Sarah Wertheimer, executive director of Embracing Our Differences said the gift “means we’ll be able to not only continue our exhibition and education program but we can continue expanding them in our community and beyond.”
In addition to the Culverhouse gift, Wertheimer said she expects her organization will exceed a $25,000 challenge gift set up by volunteers with the organization.
“We encourage the community to continue to provide support because we know we’re not just dealing with the shortfall we have this year with the canceling of funding from the state and county,” she said. “We are foreseeing the situation for the next few years. We hope not, but we want to be prepared.”
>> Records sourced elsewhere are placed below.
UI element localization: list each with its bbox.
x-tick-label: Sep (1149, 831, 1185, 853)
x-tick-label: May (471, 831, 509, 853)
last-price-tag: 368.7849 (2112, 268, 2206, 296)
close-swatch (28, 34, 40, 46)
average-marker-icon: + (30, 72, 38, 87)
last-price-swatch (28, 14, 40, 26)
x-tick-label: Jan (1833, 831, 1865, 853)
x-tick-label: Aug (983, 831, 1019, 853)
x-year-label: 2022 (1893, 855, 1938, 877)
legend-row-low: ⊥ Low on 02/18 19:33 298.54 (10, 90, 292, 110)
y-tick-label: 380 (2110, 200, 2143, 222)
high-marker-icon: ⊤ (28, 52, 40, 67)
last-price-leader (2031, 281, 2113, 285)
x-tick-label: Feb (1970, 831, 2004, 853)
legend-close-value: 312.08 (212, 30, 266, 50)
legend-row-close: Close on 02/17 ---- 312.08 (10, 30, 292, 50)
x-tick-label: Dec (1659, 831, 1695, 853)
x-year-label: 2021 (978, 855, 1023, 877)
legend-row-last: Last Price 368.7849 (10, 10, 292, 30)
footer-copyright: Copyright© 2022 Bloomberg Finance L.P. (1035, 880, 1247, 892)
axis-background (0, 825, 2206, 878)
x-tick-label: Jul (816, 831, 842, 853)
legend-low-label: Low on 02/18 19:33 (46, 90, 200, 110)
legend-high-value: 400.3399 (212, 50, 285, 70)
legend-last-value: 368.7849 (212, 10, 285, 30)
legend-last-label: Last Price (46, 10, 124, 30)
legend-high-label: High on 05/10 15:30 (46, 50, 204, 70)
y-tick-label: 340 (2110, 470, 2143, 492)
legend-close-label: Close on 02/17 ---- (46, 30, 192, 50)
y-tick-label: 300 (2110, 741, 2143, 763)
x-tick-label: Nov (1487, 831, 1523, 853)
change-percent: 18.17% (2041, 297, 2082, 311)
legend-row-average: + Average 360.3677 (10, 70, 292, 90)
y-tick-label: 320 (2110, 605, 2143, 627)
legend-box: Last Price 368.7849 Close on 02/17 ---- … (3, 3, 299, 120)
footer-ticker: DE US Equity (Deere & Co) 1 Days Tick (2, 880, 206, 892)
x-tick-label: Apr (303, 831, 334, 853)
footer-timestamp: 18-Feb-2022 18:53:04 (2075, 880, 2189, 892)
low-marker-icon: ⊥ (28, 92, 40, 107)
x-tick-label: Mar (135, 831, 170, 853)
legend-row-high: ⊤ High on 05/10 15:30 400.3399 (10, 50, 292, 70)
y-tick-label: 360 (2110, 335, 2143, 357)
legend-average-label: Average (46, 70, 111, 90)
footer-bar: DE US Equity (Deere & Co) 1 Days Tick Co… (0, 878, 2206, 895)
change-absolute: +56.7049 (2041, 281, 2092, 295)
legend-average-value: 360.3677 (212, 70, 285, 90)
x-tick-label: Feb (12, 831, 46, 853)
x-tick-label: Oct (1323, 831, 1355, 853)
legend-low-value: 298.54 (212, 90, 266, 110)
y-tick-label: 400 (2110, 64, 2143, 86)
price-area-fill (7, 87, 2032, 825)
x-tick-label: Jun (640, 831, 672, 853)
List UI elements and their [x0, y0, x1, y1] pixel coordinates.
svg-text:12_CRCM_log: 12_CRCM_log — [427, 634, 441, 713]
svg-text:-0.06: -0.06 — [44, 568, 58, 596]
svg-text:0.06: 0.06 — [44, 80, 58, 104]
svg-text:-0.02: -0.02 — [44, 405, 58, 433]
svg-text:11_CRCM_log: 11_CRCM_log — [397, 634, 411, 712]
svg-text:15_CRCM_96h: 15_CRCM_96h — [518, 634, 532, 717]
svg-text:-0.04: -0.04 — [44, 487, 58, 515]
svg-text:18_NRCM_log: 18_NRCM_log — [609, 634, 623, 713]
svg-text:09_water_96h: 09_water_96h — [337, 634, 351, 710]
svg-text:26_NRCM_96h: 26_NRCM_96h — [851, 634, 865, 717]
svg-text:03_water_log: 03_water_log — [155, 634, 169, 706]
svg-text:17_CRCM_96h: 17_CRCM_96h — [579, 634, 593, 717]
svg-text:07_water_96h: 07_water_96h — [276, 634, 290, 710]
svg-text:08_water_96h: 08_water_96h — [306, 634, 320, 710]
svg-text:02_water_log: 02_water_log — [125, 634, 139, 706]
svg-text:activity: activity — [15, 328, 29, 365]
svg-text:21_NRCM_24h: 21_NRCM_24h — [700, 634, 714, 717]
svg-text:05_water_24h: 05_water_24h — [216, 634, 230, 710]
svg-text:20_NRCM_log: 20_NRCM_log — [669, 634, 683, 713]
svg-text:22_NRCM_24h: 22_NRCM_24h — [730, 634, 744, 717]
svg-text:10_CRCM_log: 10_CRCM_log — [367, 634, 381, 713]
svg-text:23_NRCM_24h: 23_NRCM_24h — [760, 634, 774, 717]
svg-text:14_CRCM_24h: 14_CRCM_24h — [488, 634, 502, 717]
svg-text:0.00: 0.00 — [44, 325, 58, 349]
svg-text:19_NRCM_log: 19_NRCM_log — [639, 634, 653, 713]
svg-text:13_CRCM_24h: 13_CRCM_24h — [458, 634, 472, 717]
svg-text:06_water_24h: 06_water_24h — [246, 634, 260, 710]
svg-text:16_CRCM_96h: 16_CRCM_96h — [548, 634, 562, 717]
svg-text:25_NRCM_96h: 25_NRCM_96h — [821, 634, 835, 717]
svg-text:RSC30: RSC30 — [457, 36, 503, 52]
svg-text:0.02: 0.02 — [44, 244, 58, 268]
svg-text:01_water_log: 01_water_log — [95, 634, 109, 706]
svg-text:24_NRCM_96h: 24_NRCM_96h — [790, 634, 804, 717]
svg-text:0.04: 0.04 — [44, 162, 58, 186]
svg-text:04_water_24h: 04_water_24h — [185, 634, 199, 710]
In 2023, a vandal destroyed one of the billboards by slashing the art, and two weeks later officials at State College of Florida canceled a one-month display of the exhibition after the Embracing Our Differences refused to remove art that includes the words “diversity,” “inclusion,” “justice” and “equality” because they might make the exhibit run counter to new state regulations.
In March, Culverhouse provided what he called a one-time gift of $109,000 to United Way Suncoast to cover funding that was cut by the County Commission for the 211 helpline service, which he said was important for the mentally ill and elderly population.
In an interview, Culverhouse said future gifts to Embracing Our Differences will depend on what future commissions do. Commission Chairman Mike Moran, who is precluded by term limits from seeking reelection “will be gone,” he said. “Mike seems to be the spear chucker on all of these cuts. If it dictates that I continue doing it, fine. Sarasota is known for its arts, and I’m going to support that. ”
Culverhouse also made up a $150,000 shortfall in public funding to maintain the Sarasota County Comprehensive Treatment Court program, which is designed to divert individuals with mental health disorders from jails into treatment programs.
Culverhouse is CEO of Palmer Ranch Holdings Ltd., in Sarasota and has donated tens of millions of dollars to higher education, mental health and social welfare efforts. Eliza Culverhouse has been an active supporter of the arts, including Embracing Our Differences, the Sarasota Ballet and the dance program at the University of Alabama, where a new performing arts center has been named in her honor.
In June, Culverhouse also donated $500,000 to Donald Trump’s presidential campaign after the former president was convicted of 34 counts of fraud by a New York court. He said the case was politically motivated.
“I don’t care if Trump is a Republican or a Democrat,” he told the Herald-Tribune in an email. “The judicial system cannot be used as a political tool. The Democrats crossed the line in this persecution, the same I would say if the Republicans treated President Biden this way.”
In 2020, following the death of U.S. Rep John Lewis, Culverhouse donated $1.1 million to the University of Florida law school to fund scholarships to graduates of historically black colleges and universities. And in 2022, he donated $1 million to the UNICEF USA’s Protect Children of Ukraine fund and took out a full page ad in the Wall Street Journal encouraging others to do the same.